Johnson is still insisting that he “didn’t mislead the house” over parties occurring at Number 10. Following the Trump playbook, he knows that if he repeats this mantra often enough it will stick. It has already made the Daily Mail headlines. And yet the WhatsApp messages suggest otherwise. According to one, a Number 10 official was:
“Worried about leaks of PM having a piss up and to be fair I don’t think it’s unwarranted.”
In another, (25 January 2022), Jack Doyle, Johnson’s director of communications, said that he:
“Hadn’t heard any explanation of how a birthday party for the former PM in the Cabinet Room in June 2020 was within the rules.”
A separate WhatsApp exchange that day showed a revealing conversation between Doyle and another official:
Official – “I’m trying to do some Q&A [briefing for officials dealing with the media queries], it’s not going well.”
Doyle – “I’m struggling to come up with a way this one is in the rules in my head.”
Official – “We could argue that it was reasonably necessary for work purposes.”
Doyle – “Not sure that one works does it. Also blows another great gaping hole in the PM’s account doesn’t it?”
These exchanges show the same arrogant determination to keep the truth from the public – an attitude articulated by Martin Reynolds, Johnsons’ principal private secretary, in his smug observation that they “seem to have got away with” a certain drinks event. All of this is part of a cover-up culture, fostered by a government that enjoys and prides itself in getting away with behaviour the public doesn’t deserve to know about.

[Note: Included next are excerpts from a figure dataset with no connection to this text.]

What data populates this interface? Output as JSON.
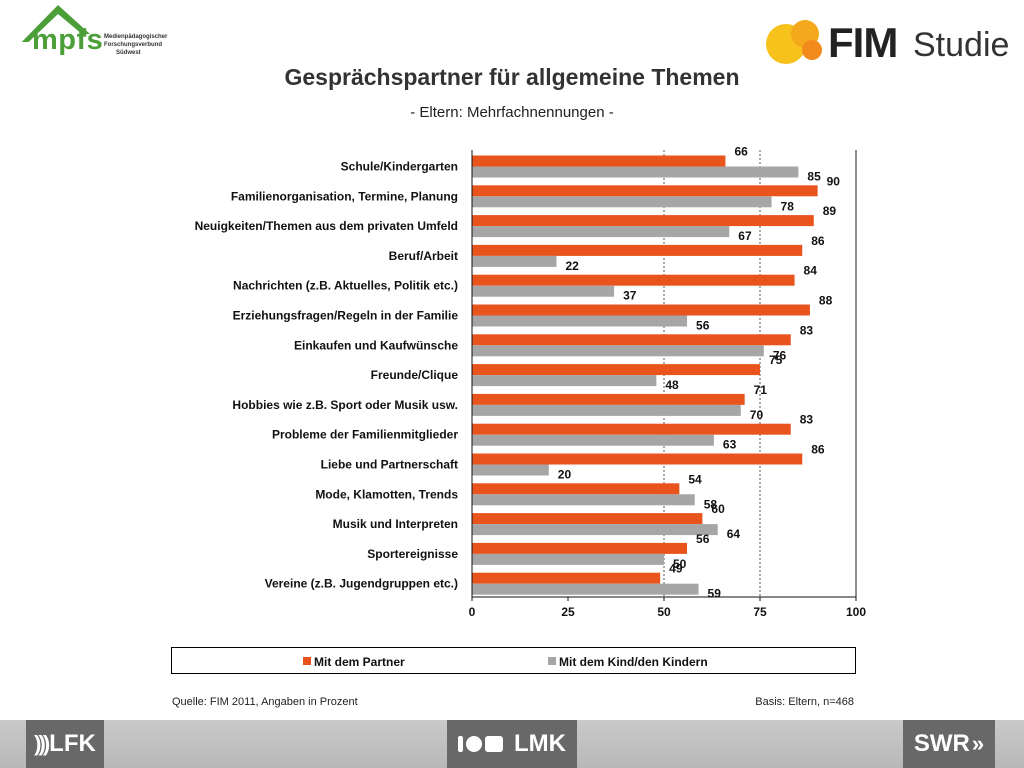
{
  "header": {
    "left_logo": {
      "text": "mpfs",
      "subtitle_lines": [
        "Medienpädagogischer",
        "Forschungsverbund",
        "Südwest"
      ]
    },
    "right_logo": {
      "text": "FIM",
      "text2": "Studie"
    }
  },
  "colors": {
    "partner": "#e8541c",
    "kind": "#a6a6a6",
    "accent_green": "#4b9e38",
    "logo_yellow": "#f7c21c"
  },
  "chart_data": {
    "type": "bar",
    "orientation": "horizontal",
    "title": "Gesprächspartner für allgemeine Themen",
    "subtitle": "- Eltern: Mehrfachnennungen -",
    "categories": [
      "Schule/Kindergarten",
      "Familienorganisation, Termine, Planung",
      "Neuigkeiten/Themen aus dem privaten Umfeld",
      "Beruf/Arbeit",
      "Nachrichten (z.B. Aktuelles, Politik etc.)",
      "Erziehungsfragen/Regeln in der Familie",
      "Einkaufen und Kaufwünsche",
      "Freunde/Clique",
      "Hobbies wie z.B. Sport oder Musik usw.",
      "Probleme der Familienmitglieder",
      "Liebe und Partnerschaft",
      "Mode, Klamotten, Trends",
      "Musik und Interpreten",
      "Sportereignisse",
      "Vereine (z.B. Jugendgruppen etc.)"
    ],
    "series": [
      {
        "name": "Mit dem Partner",
        "values": [
          66,
          90,
          89,
          86,
          84,
          88,
          83,
          75,
          71,
          83,
          86,
          54,
          60,
          56,
          49
        ]
      },
      {
        "name": "Mit dem Kind/den Kindern",
        "values": [
          85,
          78,
          67,
          22,
          37,
          56,
          76,
          48,
          70,
          63,
          20,
          58,
          64,
          50,
          59
        ]
      }
    ],
    "xlim": [
      0,
      100
    ],
    "xticks": [
      0,
      25,
      50,
      75,
      100
    ],
    "grid": "vertical dotted at 50 and 75, solid line at 100",
    "legend_position": "bottom"
  },
  "footer": {
    "source": "Quelle: FIM 2011, Angaben in Prozent",
    "basis": "Basis: Eltern, n=468",
    "logos": {
      "lfk": "LFK",
      "lmk": "LMK",
      "swr": "SWR"
    }
  }
}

The WhatsApp messages listed here lift the curtain on the real attitudes behind the current government’s media persona. They show dramatically and directly that its ministers neither support nor respect the public. Ordinary groups from across society are objects of derision and scorn, serving as game pieces in the continuation of their own privileged position as an elite club. It simply isn’t possible for a ruling group to put ‘us before them’ when they are so manifestly contemptuous of us.
The public and the mainstream media need to come to terms with this fact. Mainstream commentators from across the political spectrum spend too much energy examining this government’s public declarations. They struggle with the endless contradictions thrown up between the government’s public and private face, and try to fit them into a model of acceptable, honourable standards of behaviour, where they patently do not belong.
If, instead, we recognise that the WhatsApp messages confirm this government’s true essence, then we’ll have a more efficient, accurate grasp of the logic behind their policies – of what ‘makes them tick’. Then we can start to move beyond this elitist political system that perpetuates contempt for the people it is meant to serve.